Анья достала ручку и записала все на лежащем перед ней чеке.
— Завтра воскресенье, я собиралась поваляться в кровати, — недовольно сказала она.
— Придется плюнуть на это.
— Тогда потанцуешь со мной?
— Обещаю, — прошептал Йона.
Карлос спал, сидя на стуле в гардеробе. Петтер с приятелями отправились в город, чтобы продолжить вечер в «Кафе Опера». Йона с Аньей обещали присмотреть за Карлосом, чтобы он добрался домой без приключений. В ожидании такси они прохаживались на холодном воздухе. Йона увел Анью на танцплощадку, предупредив, что на деревянном полу, похоже, толстый слой льда.
Они танцевали, и Йона тихонько напевал:
— Миллойн, миллойн, миллойн[25]…
— Женись на мне, — прошептала Анья.
Йона не ответил. Он подумал о Дисе, о ее печальном лице. Подумал, как они дружили все эти годы и как он разочаровал ее. Анья попыталась приподняться и лизнуть его в ухо; он осторожно отвел голову.
— Ты так хорошо танцуешь, — захныкала Анья.
— Знаю, — шепнул он и закружил ее.
Пахло дровами и грогом, Анья прижималась все крепче; комиссар подумал, что трудно будет вести Карлоса вниз, к стоянке такси. Еще немного — и пора спускаться к эскалатору.
Вдруг в кармане у комиссара зазвонил телефон. Анья взвыла от разочарования, когда он отстранил ее и ответил:
— Йона Линна.
— Здравствуйте, — произнес сдавленный голос. — Это я. Юаким Самуэльссон. Вы сегодня были у нас…
— Да, я вас узнал, — сказал Йона.
Он вспомнил, как у Юакима Самуэльссона расширились зрачки, когда он спросил о Лидии Эверс.
— Я подумал — не могли бы мы увидеться? — сказал Самуэльссон. — Хочу кое-что рассказать.
Йона посмотрел на часы. Половина десятого.
— Мы можем увидеться сейчас? — спросил Юаким и зачем-то прибавил, что жена с дочерью уехала к родителям.
— Вполне, — ответил Йона. — Сумеете приехать к полицейскому управлению, подъезд напротив Польхемсгатан, минут через сорок?
— Хорошо, — сказал Юаким бесконечно усталым голосом.
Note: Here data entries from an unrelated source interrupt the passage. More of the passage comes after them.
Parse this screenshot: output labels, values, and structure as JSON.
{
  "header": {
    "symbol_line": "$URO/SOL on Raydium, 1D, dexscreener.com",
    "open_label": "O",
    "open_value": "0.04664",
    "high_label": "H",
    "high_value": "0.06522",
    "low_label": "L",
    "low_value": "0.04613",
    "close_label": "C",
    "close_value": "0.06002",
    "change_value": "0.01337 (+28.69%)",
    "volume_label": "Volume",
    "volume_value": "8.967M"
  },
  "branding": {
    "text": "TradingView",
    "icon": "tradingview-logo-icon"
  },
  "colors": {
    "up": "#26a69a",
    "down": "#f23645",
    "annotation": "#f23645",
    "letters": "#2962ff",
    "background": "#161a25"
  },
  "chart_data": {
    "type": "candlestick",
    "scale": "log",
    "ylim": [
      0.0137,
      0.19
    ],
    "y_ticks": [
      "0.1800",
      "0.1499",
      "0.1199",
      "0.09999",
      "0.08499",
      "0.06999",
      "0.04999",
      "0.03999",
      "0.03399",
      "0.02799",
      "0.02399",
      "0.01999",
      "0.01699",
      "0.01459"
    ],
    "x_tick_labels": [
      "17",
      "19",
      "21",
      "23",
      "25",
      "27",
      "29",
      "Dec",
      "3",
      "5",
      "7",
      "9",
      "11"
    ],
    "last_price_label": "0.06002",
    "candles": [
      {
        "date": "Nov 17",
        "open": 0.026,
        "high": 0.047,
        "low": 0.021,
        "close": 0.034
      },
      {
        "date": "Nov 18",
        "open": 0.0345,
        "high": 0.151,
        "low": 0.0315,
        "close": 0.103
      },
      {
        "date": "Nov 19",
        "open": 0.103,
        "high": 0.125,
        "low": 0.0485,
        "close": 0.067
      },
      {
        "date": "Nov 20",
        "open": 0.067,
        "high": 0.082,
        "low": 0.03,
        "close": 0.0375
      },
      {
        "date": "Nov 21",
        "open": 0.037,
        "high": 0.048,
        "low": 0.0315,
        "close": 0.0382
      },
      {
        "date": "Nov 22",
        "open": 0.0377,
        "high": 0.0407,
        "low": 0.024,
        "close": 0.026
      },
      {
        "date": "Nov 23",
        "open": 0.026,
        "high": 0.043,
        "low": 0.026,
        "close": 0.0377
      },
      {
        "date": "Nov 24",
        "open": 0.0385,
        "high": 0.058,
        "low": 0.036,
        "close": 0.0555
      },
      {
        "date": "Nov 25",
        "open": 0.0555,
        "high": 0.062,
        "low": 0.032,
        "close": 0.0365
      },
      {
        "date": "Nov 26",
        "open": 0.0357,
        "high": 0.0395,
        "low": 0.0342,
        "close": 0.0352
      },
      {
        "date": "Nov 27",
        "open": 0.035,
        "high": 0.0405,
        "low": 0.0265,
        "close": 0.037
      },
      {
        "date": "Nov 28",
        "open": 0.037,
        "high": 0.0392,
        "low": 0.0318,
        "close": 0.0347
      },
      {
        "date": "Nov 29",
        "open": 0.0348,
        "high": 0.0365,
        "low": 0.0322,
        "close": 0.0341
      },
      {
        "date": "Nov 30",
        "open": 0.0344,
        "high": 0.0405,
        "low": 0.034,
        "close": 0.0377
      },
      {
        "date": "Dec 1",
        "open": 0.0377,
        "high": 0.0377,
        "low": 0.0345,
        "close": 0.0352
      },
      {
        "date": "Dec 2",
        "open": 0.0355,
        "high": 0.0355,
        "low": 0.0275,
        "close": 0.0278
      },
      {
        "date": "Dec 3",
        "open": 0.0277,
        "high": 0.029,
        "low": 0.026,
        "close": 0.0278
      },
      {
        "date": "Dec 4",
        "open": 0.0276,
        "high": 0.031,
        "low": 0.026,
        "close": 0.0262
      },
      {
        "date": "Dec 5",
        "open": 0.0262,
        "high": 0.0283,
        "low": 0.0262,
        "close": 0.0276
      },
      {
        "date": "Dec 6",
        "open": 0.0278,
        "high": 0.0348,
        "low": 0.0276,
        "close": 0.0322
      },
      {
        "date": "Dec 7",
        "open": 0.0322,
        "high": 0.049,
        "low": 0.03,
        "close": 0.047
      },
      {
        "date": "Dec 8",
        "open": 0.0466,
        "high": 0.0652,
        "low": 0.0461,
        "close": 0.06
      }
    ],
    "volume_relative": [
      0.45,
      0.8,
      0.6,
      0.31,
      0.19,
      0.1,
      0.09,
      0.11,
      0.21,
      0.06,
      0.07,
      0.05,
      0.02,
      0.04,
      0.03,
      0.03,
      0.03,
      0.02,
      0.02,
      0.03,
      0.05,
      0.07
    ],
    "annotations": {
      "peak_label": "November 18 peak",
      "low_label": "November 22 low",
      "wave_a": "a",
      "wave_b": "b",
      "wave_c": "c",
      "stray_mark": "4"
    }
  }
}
— Извини, милая, — сказал Йона Анье, которая стояла посреди площадки, дожидаясь его. — На сегодня танцы закончились.
— Я тебе это припомню, — кисло отозвалась она.
— Не выношу спиртного, — печалился Карлос, когда они вели его к эскалаторам и дальше к выходу.
— Смотри не наблюй, — угрюмо предупредила Анья. — Я тогда потребую повысить зарплату.
— Анья, Анья, — горестно вздохнул Карлос.
Юаким сидел в белом «мерседесе» на другой стороне улицы, прямо напротив входа в Государственное полицейское управление. В салоне горел тусклый свет, и лицо Юакима казалось утомленным и одиноким. Когда Йона постучал в стекло, он дернулся, словно полностью ушел в свои мысли.
— Здравствуйте, — сказал Юаким. — Садитесь.
Йона сел на пассажирское сиденье. Подождал. В машине слабо пахло псиной. На заднем сиденье расстелен мохнатый плед.
— Знаете, — начал Юаким, — когда я вспоминал, каким был, когда родился Юхан… я как будто думал о незнакомом человеке. У меня было детство так себе, приют, мать меня бросила… Но я встретил Исабеллу и взялся за ум, засел учиться. Сдал экзамен на инженера в тот год, когда родился Юхан. Вспомнил, как мы ездили в отпуск — я до этого никогда не бывал в отпуске. Мы ездили в Грецию, Юхан как раз научился ходить и…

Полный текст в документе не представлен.